Missouri this week became the third state to pass "Right to Try" legislation, which allows terminally ill patients access to experimental medications not yet approved for sale by the Food and Drug Administration (FDA).

Missouri Gov. Jay Nixon (D.) signed the legislation on Monday night. The state followed Colorado and Louisiana, which passed similar laws earlier this summer. Next week Michigan lawmakers are expected to consider the law in a senate health committee, according to the Goldwater Institute, which designed the law.

Additionally, the measure will be on the ballot for voters in Arizona in the November election.

For Rep. Jim Neely (R., Mo.), a medical doctor who sponsored the legislation, the measure took on a personal meaning. His 40-year-old daughter, Kristina, has been battling colon cancer for the past year. She was disqualified from clinical trials because she was pregnant at the time of her diagnosis.

"This legislation offers a beacon of hope for terminally patients who have nowhere else to turn," Neely said in a statement. "It’s true that we don’t know if some of these investigational drugs will work, but we do know they are better than the alternative of simply waiting to die with no hope for a cure."

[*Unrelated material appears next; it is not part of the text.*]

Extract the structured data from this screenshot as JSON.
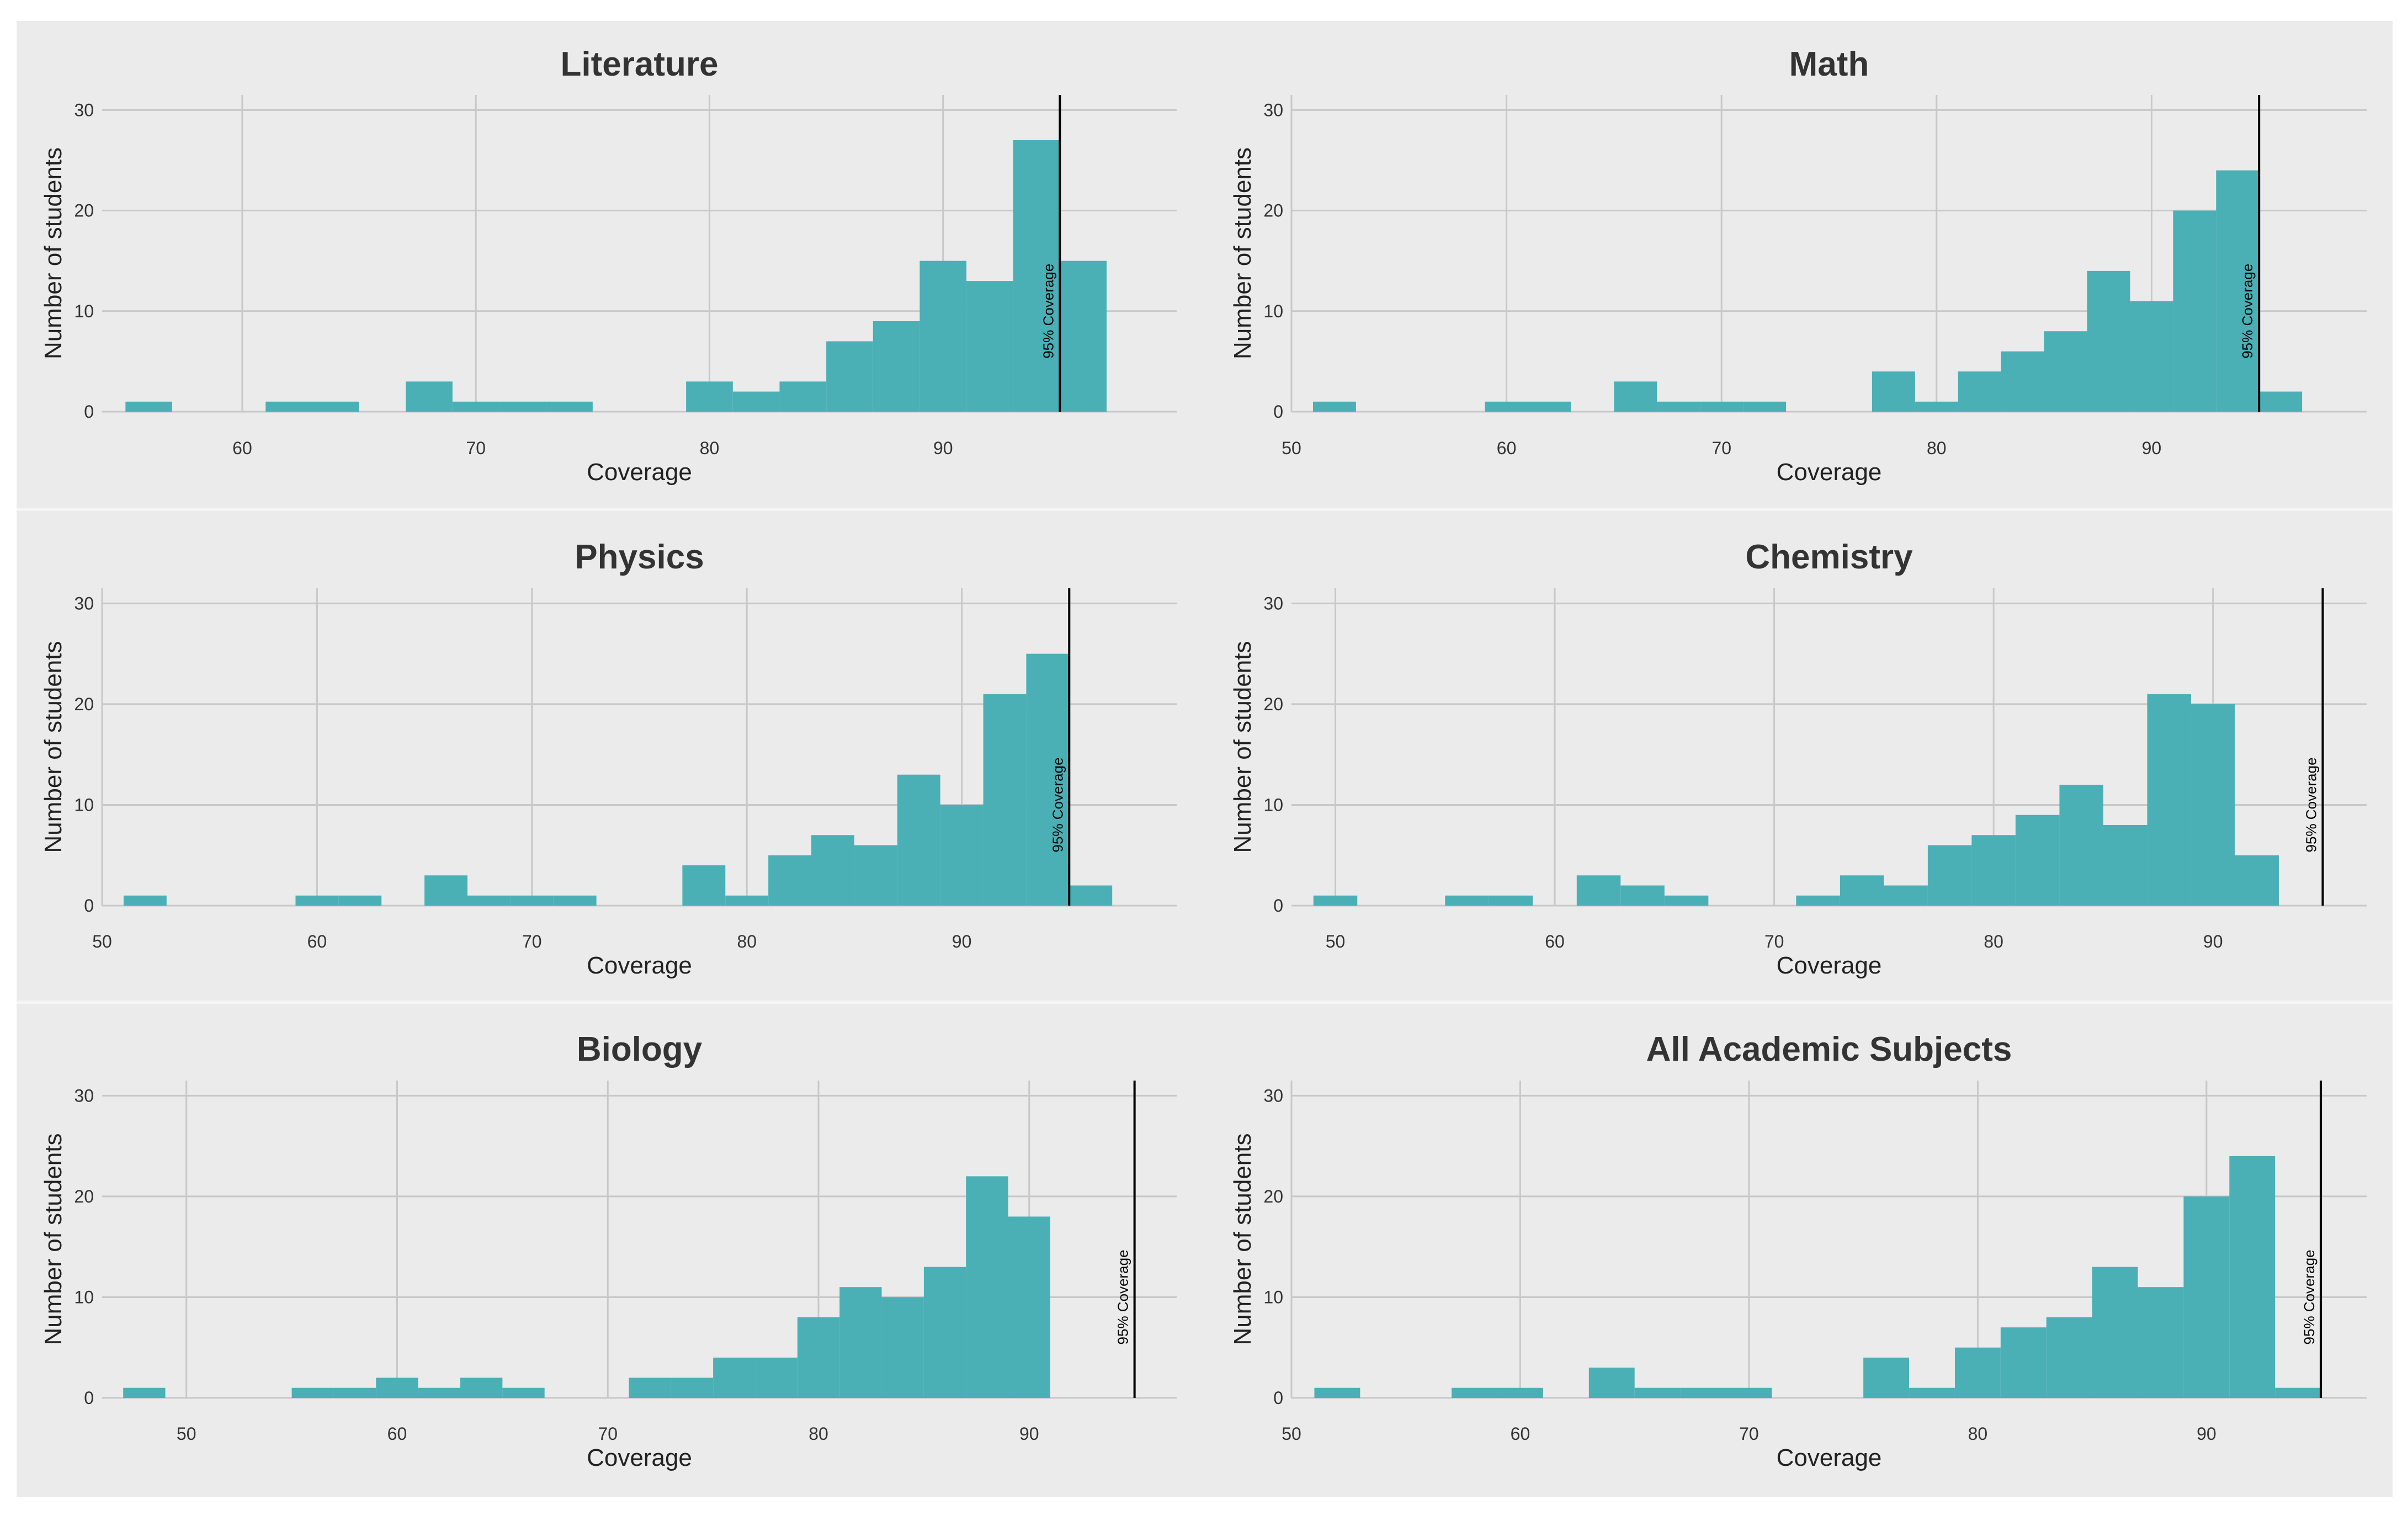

For another father, Frank Burroughs, this law comes too late. He lost his daughter, Abigail, to cancer, but has been fighting to give terminally ill access to experimental drugs ever since.

Burroughs cofounded the Abigail Alliance, which advocates for wider access to developmental drugs after his daughter’s death.

"The third state passage strongly shouts that the vast majority of Americans want early access to promising lifesaving developmental drugs, when out of options, and demand that Congress must represent the people and pass strong FDA early access approval legislation now," Burroughs said in an email to the Washington Free Beacon.

In a previous interview, Burroughs said he believed Abigail would be alive today if she had access to Erbitux—an effective drug approved three and a half years after she died.

For some, questions remain about Right to Try.

Mindy Leffler, whose 11-year-old son Aidan has Duchenne Muscular Dystrophy, said, "I think they ignore the elephant in the room, which is cost."

"Who is paying for the drug?" Leffler asked, adding the law would not be sustainable "if it is only going to gain access to those who can afford it." She indicated she could not afford one year of an experimental drug Aidan was taking.

According to the Goldwater Institute, more than one million Americans die each year of terminal illness. It takes more than a decade and a billion dollars to bring a single life-saving treatment to market. Less than 3 percent of the sickest patients are able to access drugs through clinical trials.

"This is about saving lives when our loved ones are out of options," said Darcy Olsen, president and CEO of the Goldwater Institute. "We will continue to work throughout the country to ensure all Americans have the right to try to save their own lives."